“Śrīla Prabhupāda’s Kīrtana Standards,” installment 22
The chanting of “Jaya Gurudeva” has become popular in ISKCON, but like other chants not received directly from Śrīla Prabhupāda, this one has its problems. Kripamoya Prabhu gives the following account:
February 1977, Gaura Pūrṇimā. Before the first maṅgala-ārati, Pañca-dravida Swami had been chanting bhaja bhakata vatsala śrī gaura-hari for the maṅgala offering, before the ārati. During the maṅgala-ārati kīrtana someone had been chanting —for Prabhupāda, of course—Jaya Gurudeva. And Bhavānanda came down after maṅgala-ārati,and during the announcements he brought two messages from Prabhupāda, because Prabhupāda was just on the floor upstairs and had heard. So Prabhupāda said, firstly, you don’t sing Bhoga Ārati for the maṅgala-ārati sweet offering; secondly, you do not sing Jaya Gurudeva. Gurudeva is impersonal; it can mean anyone. If you want to indicate your spiritual master, you call him by name. So it is “Jaya Prabhupāda.”
Then afterwards he also said that if you want to sing Jaya Gurudeva, you should sing it before singing Jaya Prabhupāda so you finish with the personal name of the spiritual master.
But in our multi-guru ISKCON, sometimes the generic form of Jaya Gurudeva, as a glorification of allthe ISKCON guru-vṛnda, is chanted by the disciples who are leading kīrtana, not before Prabhupāda’s name but after. So it means that if you’re a Prabhupāda disciple who’s now at a kīrtana being led by a junior, you are then guilty of contravening Prabhupāda’s explicit instruction, because the gurudeva that you’re being asked to chant cannot indicate your gurudeva if you sing it after Jaya Prabhupāda. It may be a small thing, but it’s one of those things that has bothered Kripamoya Dāsa for many years since he first heard it in Māyāpur, and now it has caught on.1
Harikeśa writes:
He objected to the usage of “Jaya Gurudeva” since it was a direct insertion into our movement from the sahajiya sampradayas in Bengal who always say things like “Jaya Gurudeva,” without referring to any particular guru. Prabhupada criticized this as impersonal and did not want it chanted by his disciples. “Who is the guru?”, he would challenge.2
Bhavānanda Prabhu relates:
During a gurupuja in Mayapur Acyutananda Maharaja started chanting Jaya Gurudeva, etc. Prabhupada stopped us and said, “What is this ‘jaya gurudeva’ ? What Gurudeva? Who gurudeva? This is mayavad and should not be done.”3
In 1972 Śrīla Prabhupāda also wrote to Bhavānanda Prabhu:
One thing, on the invitation card you have written All Glories to Our Guru Maharaja. This is impersonalism. As soon as we offer obeisances to guru, the name should be there. We are strictly personalists. The sahajiya’s, they write Glories to Guru. Why you are learning this impersonalism, who has taught you? Daily I am offering obeisances to my Guru by vibrating his real name, Srila Bhaktisiddhanta Sarasvati, otherwise it is impersonal.4
In summary: Śrīla Prabhupāda disapproved of the chanting of “Jaya Gurudeva!”

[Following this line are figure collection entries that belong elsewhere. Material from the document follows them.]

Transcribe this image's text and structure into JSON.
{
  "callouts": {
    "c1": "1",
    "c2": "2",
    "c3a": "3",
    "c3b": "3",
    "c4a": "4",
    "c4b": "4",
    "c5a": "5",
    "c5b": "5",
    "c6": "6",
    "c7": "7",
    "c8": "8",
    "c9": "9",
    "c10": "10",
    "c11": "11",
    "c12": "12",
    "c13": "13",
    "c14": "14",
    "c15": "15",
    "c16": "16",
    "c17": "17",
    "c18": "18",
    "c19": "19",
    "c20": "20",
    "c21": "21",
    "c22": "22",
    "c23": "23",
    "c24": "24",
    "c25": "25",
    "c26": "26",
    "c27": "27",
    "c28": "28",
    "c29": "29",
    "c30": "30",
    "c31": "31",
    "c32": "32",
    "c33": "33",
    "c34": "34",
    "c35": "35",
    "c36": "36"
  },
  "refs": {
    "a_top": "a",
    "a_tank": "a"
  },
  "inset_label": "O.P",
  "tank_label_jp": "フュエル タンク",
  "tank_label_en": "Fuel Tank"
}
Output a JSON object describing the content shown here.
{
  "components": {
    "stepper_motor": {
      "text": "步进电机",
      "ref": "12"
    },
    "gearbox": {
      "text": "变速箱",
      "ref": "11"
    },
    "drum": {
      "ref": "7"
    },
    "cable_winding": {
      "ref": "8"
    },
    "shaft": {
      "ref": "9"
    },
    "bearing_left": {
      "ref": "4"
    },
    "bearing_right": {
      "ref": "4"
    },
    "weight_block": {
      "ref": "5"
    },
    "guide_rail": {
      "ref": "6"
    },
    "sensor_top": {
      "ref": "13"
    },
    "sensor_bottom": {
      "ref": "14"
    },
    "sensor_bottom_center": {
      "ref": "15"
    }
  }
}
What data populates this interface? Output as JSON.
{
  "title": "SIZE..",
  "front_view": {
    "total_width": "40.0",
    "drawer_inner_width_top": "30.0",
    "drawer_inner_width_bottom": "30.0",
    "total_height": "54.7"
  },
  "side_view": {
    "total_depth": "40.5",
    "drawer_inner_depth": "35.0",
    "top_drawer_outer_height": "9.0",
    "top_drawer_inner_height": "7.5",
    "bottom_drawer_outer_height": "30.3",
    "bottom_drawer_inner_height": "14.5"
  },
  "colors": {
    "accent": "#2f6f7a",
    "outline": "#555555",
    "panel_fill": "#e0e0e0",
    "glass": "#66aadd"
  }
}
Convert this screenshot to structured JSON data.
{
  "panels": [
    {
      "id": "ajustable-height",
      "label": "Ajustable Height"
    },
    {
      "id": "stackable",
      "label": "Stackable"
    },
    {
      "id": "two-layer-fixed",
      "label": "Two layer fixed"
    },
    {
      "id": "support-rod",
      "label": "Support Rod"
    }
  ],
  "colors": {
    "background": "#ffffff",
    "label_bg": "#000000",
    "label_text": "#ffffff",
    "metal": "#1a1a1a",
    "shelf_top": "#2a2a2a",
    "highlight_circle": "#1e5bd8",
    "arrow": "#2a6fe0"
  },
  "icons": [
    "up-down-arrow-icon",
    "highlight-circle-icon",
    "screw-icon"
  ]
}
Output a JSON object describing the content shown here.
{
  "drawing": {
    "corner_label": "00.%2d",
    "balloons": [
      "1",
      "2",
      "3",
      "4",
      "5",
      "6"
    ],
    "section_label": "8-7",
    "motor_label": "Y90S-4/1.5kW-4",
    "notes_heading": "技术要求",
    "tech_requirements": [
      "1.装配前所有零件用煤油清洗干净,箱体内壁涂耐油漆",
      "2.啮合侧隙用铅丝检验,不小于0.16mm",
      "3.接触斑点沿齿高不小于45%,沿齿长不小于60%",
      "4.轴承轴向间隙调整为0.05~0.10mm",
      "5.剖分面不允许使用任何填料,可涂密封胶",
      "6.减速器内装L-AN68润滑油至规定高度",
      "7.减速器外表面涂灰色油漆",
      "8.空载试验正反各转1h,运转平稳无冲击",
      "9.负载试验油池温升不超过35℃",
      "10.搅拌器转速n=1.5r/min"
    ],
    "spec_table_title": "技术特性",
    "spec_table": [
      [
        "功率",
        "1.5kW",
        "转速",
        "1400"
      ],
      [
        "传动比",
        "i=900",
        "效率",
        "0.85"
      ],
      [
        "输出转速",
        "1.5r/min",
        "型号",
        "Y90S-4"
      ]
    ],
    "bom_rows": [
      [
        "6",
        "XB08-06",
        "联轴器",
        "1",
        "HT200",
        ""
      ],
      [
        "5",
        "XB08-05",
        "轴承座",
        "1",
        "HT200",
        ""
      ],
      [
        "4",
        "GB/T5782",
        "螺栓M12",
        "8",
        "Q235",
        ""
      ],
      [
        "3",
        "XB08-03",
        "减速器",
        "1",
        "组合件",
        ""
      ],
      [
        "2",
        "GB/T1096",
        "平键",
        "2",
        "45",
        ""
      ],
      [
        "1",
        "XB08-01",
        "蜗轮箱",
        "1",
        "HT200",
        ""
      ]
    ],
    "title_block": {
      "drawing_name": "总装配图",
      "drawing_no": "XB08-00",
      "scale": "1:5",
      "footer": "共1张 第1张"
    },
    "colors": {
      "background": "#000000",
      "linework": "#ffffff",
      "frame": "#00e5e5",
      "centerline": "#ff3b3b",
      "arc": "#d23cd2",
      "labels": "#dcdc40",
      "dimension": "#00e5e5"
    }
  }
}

Though in ISKCON temples we don’t chant the names or pranāma mantras of gurus who come in succession after Śrīla Prabhupāda, there’s no reason we cannot do so in kīrtanas at home with our family or why the disciples of a particular guru cannot chant his name and pranāma mantra when they gather elsewhere on their own. In such circumstances, there is no need of “Jaya Gurudeva!” One may chant the spiritual master’s real name.
Notes:
1 I transcribed this story from a recording of Kripamoya Prabhu telling it.
2 Harikeśa Swami, “Important Instructions,” p. 16.
3 Bhavānanda Dāsa, personal communication, October 17, 2021.
4 Letter to Bhavānanda, July 14, 1972. Of course, Śrīla Bhaktivinoda Ṭhākura wrote a song called, simply, “Gurudeva!” and Śrīla Prabhupāda named a disciple “Jaya Gurudeva.” Still, as Kripamoya, Harikeśa, and Bhavānanda testify, Śrīla Prabhupāda disapproved of chanting “Jaya Gurudeva!” in kīrtana, especially after the chanting of “Jaya Prabhupāda!”